Polecam serię "Kroniki białego królika", mam w domu drugą część i na pewno przeczytam. Mogę powiedzieć, że recenzja drugie tomu pojawi się raczej po wakacjach, bo teraz czytam po raz drugi "Kroniki krwi", w tygodniu nie wiem jaka lektura się pojawi, ale myślę, że również was zainteresuje.
Ocena: 5/10
Recenzja jest dostępna na stronie "Empik" i "Lubimy czytać"
Sama miałam ochotę sięgnąć po tę książkę ze względu na tytuł, ponieważ jest interesujący. Jednak jakoś mnie do niej nie ciągnie. Po twojej recenzji wciąż nie wiem czy się zdecydować. :) Książka ta dostaje raz dobre opinie raz złe. .. W końcu pewnie zwycięży ciekawość. ;3
OdpowiedzUsuńŚwietna recenzja, pozdrawiam. :)
ppatrycja-blog.blogspot.com
Ooo nie czytałam tej książki, a wydaje się być naprawdę ciekawa :3 Muszę ją dorwać w jakiejś księgarni :D
OdpowiedzUsuńjustsayhei.blogspot.com
Książka wydaje się ciekawa :) Chyba zacznę zastanawiać się nad jej kupnem :)

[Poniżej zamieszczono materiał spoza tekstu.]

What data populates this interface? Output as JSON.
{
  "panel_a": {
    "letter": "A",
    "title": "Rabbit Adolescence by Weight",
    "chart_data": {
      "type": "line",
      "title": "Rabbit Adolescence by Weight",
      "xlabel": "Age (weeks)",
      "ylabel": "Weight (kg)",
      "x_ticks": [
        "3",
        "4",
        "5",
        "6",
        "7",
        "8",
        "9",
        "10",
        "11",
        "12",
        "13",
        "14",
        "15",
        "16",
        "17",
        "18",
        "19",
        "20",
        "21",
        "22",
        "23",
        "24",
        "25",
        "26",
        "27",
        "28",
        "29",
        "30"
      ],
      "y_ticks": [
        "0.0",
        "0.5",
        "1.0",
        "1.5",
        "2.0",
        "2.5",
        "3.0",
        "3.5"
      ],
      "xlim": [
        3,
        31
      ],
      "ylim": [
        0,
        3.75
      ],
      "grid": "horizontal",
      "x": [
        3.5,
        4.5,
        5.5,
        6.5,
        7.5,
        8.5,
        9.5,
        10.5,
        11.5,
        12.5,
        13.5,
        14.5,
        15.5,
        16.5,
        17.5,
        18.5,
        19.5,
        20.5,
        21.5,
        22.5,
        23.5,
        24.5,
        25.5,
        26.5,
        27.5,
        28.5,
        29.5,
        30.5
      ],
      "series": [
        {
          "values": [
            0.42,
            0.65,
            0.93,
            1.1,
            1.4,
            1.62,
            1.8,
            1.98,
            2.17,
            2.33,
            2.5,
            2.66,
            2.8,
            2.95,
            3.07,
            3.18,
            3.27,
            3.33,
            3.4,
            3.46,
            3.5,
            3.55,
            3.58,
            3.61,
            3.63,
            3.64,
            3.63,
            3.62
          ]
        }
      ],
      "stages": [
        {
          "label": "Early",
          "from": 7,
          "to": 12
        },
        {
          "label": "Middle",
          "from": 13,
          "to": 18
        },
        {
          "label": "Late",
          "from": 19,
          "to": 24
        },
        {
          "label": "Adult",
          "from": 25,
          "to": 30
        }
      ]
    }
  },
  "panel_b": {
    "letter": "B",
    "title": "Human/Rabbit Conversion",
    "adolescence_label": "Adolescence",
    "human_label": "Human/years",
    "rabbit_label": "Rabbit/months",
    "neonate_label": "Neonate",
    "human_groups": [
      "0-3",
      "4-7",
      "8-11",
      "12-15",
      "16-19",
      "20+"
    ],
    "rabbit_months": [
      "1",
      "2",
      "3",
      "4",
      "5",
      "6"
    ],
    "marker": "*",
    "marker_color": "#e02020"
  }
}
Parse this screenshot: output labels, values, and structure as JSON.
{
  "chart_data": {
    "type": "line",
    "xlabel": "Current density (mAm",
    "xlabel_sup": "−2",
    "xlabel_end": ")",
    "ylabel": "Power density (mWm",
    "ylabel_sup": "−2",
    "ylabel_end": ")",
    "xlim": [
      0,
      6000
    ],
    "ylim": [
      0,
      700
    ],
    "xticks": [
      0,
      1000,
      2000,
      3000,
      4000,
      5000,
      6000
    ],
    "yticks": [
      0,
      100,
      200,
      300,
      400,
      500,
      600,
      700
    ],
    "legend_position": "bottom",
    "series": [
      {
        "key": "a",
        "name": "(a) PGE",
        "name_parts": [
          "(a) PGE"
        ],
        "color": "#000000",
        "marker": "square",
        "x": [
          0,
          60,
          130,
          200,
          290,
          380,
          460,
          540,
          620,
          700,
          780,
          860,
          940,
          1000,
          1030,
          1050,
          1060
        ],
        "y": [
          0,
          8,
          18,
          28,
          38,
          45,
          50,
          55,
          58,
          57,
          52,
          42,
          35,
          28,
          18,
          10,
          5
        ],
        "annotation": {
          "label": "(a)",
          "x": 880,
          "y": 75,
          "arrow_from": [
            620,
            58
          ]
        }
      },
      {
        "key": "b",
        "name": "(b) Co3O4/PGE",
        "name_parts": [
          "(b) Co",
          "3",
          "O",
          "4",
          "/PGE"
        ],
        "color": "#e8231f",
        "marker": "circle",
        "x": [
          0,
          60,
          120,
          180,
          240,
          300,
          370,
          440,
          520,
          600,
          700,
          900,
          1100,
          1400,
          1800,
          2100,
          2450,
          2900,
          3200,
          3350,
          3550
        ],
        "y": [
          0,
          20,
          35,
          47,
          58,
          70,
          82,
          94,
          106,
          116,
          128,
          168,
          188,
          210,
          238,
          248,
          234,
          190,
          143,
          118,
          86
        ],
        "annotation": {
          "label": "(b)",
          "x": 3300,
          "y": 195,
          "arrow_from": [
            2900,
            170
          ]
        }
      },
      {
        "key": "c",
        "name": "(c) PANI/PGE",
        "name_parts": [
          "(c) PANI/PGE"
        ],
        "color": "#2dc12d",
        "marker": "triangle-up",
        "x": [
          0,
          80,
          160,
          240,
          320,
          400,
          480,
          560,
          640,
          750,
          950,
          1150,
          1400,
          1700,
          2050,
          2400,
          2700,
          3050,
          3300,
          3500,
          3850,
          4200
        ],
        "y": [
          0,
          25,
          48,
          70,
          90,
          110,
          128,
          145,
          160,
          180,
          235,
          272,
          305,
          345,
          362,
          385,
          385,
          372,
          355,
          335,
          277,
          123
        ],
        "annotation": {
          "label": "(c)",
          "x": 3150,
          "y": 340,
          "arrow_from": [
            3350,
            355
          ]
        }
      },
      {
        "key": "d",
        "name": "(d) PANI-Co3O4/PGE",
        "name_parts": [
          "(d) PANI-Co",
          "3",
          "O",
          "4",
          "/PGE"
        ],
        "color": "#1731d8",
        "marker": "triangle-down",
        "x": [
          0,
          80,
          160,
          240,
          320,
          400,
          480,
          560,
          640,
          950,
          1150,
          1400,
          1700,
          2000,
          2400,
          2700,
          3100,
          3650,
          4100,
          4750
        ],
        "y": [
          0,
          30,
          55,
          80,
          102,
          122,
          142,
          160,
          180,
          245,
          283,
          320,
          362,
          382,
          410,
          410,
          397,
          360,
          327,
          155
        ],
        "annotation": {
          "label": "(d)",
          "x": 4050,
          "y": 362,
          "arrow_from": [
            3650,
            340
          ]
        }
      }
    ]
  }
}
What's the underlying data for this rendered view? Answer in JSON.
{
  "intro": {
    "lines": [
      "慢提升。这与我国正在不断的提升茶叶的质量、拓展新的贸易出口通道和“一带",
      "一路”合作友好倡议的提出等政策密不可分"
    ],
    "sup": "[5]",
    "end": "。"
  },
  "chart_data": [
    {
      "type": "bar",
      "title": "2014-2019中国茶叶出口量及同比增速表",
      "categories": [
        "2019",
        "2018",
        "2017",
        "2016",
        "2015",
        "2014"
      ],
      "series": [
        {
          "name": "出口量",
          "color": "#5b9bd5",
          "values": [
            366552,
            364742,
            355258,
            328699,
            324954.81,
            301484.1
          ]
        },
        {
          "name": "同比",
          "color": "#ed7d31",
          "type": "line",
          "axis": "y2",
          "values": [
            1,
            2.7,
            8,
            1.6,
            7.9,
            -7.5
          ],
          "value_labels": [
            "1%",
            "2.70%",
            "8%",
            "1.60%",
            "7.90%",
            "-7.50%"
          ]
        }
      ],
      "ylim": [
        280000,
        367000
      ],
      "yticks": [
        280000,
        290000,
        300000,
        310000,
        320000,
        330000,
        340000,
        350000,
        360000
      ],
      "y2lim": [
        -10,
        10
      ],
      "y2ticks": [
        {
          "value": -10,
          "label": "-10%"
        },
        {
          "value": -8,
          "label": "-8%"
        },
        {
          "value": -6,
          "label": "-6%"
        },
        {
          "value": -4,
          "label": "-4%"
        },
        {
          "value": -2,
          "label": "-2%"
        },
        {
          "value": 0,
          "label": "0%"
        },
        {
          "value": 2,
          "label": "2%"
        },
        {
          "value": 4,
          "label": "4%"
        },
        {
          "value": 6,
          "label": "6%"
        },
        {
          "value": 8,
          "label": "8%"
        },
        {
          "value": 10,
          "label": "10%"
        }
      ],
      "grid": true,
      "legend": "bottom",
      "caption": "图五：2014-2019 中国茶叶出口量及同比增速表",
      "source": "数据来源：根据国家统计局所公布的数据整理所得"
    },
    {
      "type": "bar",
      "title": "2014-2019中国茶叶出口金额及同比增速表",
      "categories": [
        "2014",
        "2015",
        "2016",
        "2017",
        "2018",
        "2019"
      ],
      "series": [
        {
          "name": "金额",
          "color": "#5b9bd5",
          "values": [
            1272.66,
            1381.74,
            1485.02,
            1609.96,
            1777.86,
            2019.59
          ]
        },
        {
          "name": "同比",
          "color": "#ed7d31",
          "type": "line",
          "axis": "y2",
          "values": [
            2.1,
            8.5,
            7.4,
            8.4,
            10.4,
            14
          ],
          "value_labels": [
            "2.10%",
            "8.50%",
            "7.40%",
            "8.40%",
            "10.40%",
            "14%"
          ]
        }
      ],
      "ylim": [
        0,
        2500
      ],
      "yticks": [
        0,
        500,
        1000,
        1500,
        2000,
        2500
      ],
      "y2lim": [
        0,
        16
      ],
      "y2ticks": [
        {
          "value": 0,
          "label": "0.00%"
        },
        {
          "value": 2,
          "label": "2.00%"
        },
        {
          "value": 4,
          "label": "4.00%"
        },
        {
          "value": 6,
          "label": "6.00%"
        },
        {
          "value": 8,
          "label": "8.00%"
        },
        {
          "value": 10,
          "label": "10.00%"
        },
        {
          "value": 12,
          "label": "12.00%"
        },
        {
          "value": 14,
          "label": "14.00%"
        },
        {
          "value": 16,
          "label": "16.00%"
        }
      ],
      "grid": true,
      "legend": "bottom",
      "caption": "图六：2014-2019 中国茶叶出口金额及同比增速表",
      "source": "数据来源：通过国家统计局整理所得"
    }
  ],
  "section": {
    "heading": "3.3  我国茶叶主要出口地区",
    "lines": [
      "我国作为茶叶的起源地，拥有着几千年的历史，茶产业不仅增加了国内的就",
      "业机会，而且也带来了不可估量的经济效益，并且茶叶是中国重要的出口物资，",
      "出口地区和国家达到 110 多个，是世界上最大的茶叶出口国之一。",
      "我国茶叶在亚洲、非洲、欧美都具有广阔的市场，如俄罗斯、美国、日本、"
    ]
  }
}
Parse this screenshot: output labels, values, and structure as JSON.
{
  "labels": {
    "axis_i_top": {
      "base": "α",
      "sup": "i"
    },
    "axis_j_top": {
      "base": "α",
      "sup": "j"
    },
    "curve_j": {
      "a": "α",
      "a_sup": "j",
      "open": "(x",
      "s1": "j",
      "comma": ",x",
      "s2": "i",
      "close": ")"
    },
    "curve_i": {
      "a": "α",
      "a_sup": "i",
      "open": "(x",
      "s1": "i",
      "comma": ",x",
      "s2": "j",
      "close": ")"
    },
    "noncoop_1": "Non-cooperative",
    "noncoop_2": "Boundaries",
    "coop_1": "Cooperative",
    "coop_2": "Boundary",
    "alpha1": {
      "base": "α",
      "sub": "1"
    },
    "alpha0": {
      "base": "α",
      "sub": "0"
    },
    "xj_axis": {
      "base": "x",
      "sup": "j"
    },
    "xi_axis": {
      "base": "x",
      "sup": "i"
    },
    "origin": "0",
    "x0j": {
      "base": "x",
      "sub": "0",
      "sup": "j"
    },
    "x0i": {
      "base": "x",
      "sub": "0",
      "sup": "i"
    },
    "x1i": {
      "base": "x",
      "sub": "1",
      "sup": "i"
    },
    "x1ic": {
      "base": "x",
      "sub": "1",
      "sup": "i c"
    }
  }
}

OdpowiedzUsuńZapraszam do mnie na nowy post o miejscach, w które chciałabym pojechać:
http://paullalife.blogspot.com/2015/06/co-chciaabym-zwiedzic-na-swiecie.html
Patrząc po tytułach książek jakich recenzje tu piszesz, o dziwo mój wzrok przyciągnęła ta książka. Pewnie przez zmieszanie wspomnień z dzieciństwa-bajek o Alicji i jej przygodach, ale też czegoś zupełnie nowego, mrocznego.
OdpowiedzUsuńZastanowię się nad zakupem tej książki, bo zapowiada się bardzo ciekawie.